Friday, January 27, 2012
Interview with Vik Rubenfeld
Vik Rubenfeld created the hit CBS TV series, "Early Edition," starring Kyle Chandler, about a man who receives tomorrow's newspaper today, and uses it to save people.
He is married and lives in Los Angeles.
INTERVIEW WITH VIK RUBENFELD
WHAT WILL READERS LIKE ABOUT YOUR BOOK?
I think it lets you experience what it feels like to be a rock star in a vivid, immersive, almost 3D way. People are telling me that they are thinking about it long after they have stopped reading it. It stays with you. The more you think about it, the more you see in what you've read. It's also exciting. There's a lot of suspense. There's the story of, is the band going to make it? There's the love story between Reid and Kristy, and the question of whether their relationship can survive all the things that happen to a hit band. There's everything that's happening with all the groupies. And there's this animosity between Reid, the bass player, and Clay, the drummer, that puts future of the band in danger.
WHY DID YOU SELF PUBLISH?
Just as I was completing the novel I was very fortunate to speak to indie author Barbara Morgenroth (http://robinoneillebooks.blogspot.com/). She clued me in to everything that was happening with the self-publishing revolution. She sent me the Joe Konrath/Barry Eisler eBook, "Be the Monkey," as well as links to Joe Konrath's blog, and to other sites as well.
Not long ago I would have needed to spend years trying to find a publisher. Then it would have taken another year and a half to get the book into book stores. This way I can get started immediately. It's amazing how quickly you can go from having a completed book, to seeing it being downloaded from the top websites.
WHAT IS YOUR WRITING PROCESS?
This is a big subject for me. So much of writing is, I think, done with your subconscious. I try to embrace that. I find that once I have a specific question about how the book should go, I can do almost anything else - surf the internet, watch TV, make phone calls, work on other stuff - and my subconscious will be working away, looking for answers.
I BELIEVE I NOTICED SOME RUN-ON SENTENCES AND CASES WHERE A WORD WAS REPEATED IN THE SAME PARAGRAPH. WAS THAT INTENTIONAL?
Absolutely. The story is told by Reid Taylor, the bass player for the band. Reid has spent his life around music, not writing. It would have sounded totally inauthentic to me if he had somehow told this story in perfectly crafted sentences. He pretty much is just using the first words that come to hand that say whatever it is that he's trying to communicate. I, on the other hand, had to work hard to achieve this style for his voice.
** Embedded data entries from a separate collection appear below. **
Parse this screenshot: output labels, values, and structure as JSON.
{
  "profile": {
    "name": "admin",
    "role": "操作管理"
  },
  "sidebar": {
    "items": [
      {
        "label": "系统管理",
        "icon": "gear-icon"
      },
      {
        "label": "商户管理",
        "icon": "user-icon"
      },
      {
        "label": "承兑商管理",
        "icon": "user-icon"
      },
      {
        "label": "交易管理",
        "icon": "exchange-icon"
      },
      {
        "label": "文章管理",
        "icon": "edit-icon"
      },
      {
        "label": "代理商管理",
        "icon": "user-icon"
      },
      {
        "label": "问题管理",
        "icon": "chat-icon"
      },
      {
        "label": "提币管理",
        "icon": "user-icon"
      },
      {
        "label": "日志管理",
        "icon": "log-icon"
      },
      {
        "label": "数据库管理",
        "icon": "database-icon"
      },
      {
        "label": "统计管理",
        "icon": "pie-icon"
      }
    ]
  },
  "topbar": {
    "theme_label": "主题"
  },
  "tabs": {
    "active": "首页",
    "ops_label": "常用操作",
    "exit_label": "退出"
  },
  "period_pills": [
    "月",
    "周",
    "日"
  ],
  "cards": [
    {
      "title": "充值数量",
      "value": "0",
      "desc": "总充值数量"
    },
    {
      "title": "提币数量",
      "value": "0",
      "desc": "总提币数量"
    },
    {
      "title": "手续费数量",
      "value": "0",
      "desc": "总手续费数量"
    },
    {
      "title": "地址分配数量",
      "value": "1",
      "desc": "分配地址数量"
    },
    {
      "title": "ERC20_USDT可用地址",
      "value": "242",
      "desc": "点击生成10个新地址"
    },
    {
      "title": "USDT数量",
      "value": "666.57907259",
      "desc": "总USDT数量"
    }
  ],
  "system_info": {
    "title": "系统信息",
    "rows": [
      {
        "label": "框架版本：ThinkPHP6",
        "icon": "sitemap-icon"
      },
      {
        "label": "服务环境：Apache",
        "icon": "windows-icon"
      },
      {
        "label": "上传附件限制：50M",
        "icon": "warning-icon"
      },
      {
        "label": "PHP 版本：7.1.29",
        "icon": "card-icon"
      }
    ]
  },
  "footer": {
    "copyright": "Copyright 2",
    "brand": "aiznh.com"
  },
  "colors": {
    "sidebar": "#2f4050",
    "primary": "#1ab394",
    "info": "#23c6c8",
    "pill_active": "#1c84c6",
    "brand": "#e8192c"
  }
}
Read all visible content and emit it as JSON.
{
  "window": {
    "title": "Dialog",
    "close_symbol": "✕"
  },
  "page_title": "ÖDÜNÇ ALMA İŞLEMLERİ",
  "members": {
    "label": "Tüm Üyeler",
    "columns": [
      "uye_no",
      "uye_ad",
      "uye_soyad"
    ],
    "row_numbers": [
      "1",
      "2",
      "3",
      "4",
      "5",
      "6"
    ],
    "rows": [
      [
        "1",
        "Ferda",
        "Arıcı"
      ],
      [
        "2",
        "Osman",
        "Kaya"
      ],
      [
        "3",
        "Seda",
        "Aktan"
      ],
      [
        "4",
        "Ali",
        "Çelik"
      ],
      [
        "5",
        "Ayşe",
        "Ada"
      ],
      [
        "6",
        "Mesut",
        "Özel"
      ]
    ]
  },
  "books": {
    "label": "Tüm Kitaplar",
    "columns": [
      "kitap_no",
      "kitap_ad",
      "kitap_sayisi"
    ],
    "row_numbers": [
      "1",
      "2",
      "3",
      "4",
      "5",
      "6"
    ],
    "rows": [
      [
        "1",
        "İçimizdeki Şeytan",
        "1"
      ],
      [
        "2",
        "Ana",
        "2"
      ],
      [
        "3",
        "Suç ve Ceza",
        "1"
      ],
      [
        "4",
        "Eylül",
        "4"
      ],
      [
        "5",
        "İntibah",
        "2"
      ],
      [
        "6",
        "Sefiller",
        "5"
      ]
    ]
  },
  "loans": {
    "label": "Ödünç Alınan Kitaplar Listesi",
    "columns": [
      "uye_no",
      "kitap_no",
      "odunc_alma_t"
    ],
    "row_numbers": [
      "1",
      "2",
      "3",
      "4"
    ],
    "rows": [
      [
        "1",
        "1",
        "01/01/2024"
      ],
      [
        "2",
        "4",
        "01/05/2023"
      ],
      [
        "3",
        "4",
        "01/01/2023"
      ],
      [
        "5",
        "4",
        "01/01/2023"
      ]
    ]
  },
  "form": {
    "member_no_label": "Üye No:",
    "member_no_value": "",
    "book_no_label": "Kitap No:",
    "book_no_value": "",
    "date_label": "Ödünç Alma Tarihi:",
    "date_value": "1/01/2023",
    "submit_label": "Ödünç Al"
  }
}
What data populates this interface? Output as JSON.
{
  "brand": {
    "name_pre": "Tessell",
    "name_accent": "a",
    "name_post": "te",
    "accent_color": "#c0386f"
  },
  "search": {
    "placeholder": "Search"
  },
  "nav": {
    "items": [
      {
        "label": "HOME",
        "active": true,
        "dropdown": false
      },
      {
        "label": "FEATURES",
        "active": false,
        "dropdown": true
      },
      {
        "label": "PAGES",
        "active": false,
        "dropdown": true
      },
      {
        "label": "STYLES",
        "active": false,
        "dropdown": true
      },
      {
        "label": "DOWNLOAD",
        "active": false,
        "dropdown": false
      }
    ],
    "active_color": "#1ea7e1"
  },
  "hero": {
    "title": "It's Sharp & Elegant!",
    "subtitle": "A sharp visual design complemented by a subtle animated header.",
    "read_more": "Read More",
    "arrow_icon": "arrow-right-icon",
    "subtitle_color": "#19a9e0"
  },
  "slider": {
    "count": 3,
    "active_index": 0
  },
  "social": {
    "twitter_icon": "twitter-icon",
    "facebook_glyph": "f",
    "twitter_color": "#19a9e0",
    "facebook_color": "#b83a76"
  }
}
I was inspired by "Catcher in the Rye," "Huckleberry Finn," etc. in using this approach.
WHAT INSPIRED YOU TO WRITE THIS PARTICULAR STORY?
I've always been drawn to the world of entertainment. That's part of how I came to create EARLY EDITION, the hit TV show with Kyle Chandler, about the guy who gets tomorrow's news today. It ran for four years in prime time on CBS and has been in 73 countries around the world. I've wanted to write something set in world of entertainment for a long time. I was particularly drawn to what happens when you are on stage. I acted in and directed plays in high school so I had some limited experience with that, and it meant a lot to me. I wanted to communicate what that felt like.
Then there's the "band of men on a mission" thing that appealed to me. Guys who form a band and try to make it a success are really on an epic journey, and this happens in real life all the time.
And then there were the groupies. For some reason I wanted to write a lot of pages about groupies. :)
And one more thing - having lived that entertainment biz thing of trying to do something that seems impossible, and then getting it to happen - getting EARLY EDITION on the air - I wanted to write about what that felt like. I just put it into the life of a rock star.
DID YOU LEARN ANYTHING IN THE TV BIZ THAT HELPED YOU IN THIS NOVEL?
I sure did. In TV you learn how to, as they call it, "break a story." That is, you learn how to tell a story so that it's suspenseful and makes you want to keep watching. By the time I started this novel I had learned a lot about it, and it's one of the things that, I think, makes this novel such a page-turner.